Breaking through the ice reveals mankind’s desire of building gigantic structures and their related systems, especially within Chinese industrial history. Conceived as a huge sinking ship that is engaging the audience throughout the industrial transformations of China, this highly experimental show displays a wide variety of works ranging from sculpture and installation to ink paintings and pictures. Viewed together these works explore the ill-fated implications of massive industrial state enterprises, such as the iconic Nanjing Yangtze River Bridge, for the individual mind, private life, history, philosophy and surrounding nature.
“Qiu Zhijie is recognized as one of the leading figures of China’s new generation of artists. His artistic orientation, theory and curating have time and again been the driving force of several Chinese art movements, setting the standard for younger and more established artists alike”, said Guo Xiaoyan, co-curator of the exhibition and UCCA chief curator.
Along side, Qiu Zhijie: Breaking through the ice, UCCA is presenting Mona Hatoum: Measures of Entanglement. ”As the first choice in a new series of creative endeavors with today’s most prominent international contemporary artists, this show initiates a very powerful dialogue with Chinese audiences, creating debate around the notions of transient culture and otherness that also lie at the core of Chinese contemporary art today” said Jerome Sans, UCCA’s Director.
In Mona Hatoum’s universe, familiar objects shift in scale and mutate until they take on a complex psychological charge that makes them appear both alluring and dangerous. A constellation of crystal spheres is arranged to form Web (2006), a net-like structure suspended from above in UCCA’s nave that attracts the eye but mimics the shape of a spider’s trap. Paravent and Dormiente (both 2008) are enlarged kitchen graters whose enormity transforms them into a room partition and a bed, respectively, but their sharp edges threaten to harm those who would dare to touch them.

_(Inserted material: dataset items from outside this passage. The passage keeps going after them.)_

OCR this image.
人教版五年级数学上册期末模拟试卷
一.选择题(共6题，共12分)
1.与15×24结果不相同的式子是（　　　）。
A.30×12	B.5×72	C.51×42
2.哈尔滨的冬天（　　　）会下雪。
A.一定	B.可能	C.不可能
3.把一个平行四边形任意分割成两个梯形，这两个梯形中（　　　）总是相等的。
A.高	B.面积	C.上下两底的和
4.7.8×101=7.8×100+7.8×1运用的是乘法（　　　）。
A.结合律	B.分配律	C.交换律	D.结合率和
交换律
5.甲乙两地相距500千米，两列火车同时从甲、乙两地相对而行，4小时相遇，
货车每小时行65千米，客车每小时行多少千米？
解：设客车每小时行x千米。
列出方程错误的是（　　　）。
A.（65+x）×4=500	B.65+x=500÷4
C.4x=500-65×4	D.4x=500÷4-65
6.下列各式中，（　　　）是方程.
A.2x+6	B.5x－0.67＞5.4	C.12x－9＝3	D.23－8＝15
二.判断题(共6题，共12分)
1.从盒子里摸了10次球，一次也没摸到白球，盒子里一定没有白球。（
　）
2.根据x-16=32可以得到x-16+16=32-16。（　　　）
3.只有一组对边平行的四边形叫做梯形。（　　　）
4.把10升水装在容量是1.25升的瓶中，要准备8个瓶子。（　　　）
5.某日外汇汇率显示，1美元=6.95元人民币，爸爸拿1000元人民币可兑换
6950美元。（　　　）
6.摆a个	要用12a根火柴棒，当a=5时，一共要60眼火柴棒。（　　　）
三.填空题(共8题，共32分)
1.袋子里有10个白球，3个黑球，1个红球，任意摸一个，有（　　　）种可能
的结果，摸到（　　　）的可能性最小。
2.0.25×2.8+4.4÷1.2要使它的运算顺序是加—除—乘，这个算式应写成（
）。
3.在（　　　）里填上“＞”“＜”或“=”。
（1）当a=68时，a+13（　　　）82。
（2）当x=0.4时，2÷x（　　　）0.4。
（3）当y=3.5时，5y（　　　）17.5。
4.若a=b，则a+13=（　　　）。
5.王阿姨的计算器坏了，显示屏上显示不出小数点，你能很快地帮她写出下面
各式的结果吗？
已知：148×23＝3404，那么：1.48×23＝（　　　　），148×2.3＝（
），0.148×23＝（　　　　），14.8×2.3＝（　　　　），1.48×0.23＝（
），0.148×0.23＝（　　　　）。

The exhibition also features video works from earlier in the artist’s career, including the deeply moving Measures of Distance (1988), which lyrically addresses Hatoum and her mother’s separation after civil war erupted in Beirut in 1975; video documentation of the public performance Roadworks (1985); and a series of unique works on paper.
“Mona Hatoum’s extraordinary ability to illuminate the uncanny dimension of our everyday lives cuts across cultural divides” says UCCA Curator David Spalding. “The simplicity of materials and the grace with which they are combined, coupled with the sometimes ominous associations they conjure, creates an ambivalence that activates the imagination”.
This spring, UCCA also launches a special project to support the next generation of Chinese artists. For its first issue in 2009, UCCA presents He An: What makes me understand what I know, an exhibition of emerging artist He An, curated by leading artist Wang Jianwei and presenting neon light installations and pictures. What makes me understand what I know is He An’s first solo show in an art institution.
Following his father’s death, He An made the decision to search all over his home town of Wuhan for neon lights that feature the same characters as his dad’s name, “He Taoyuan”, as well as one of his favorite Japanese movie stars. “Words that light on and off feature in the main part of What makes me understand What I know. The second part of the show presents a series of laser printed posters on the wall, introducing my father and the Japanese actress as a documenting background for the installation”, said He An.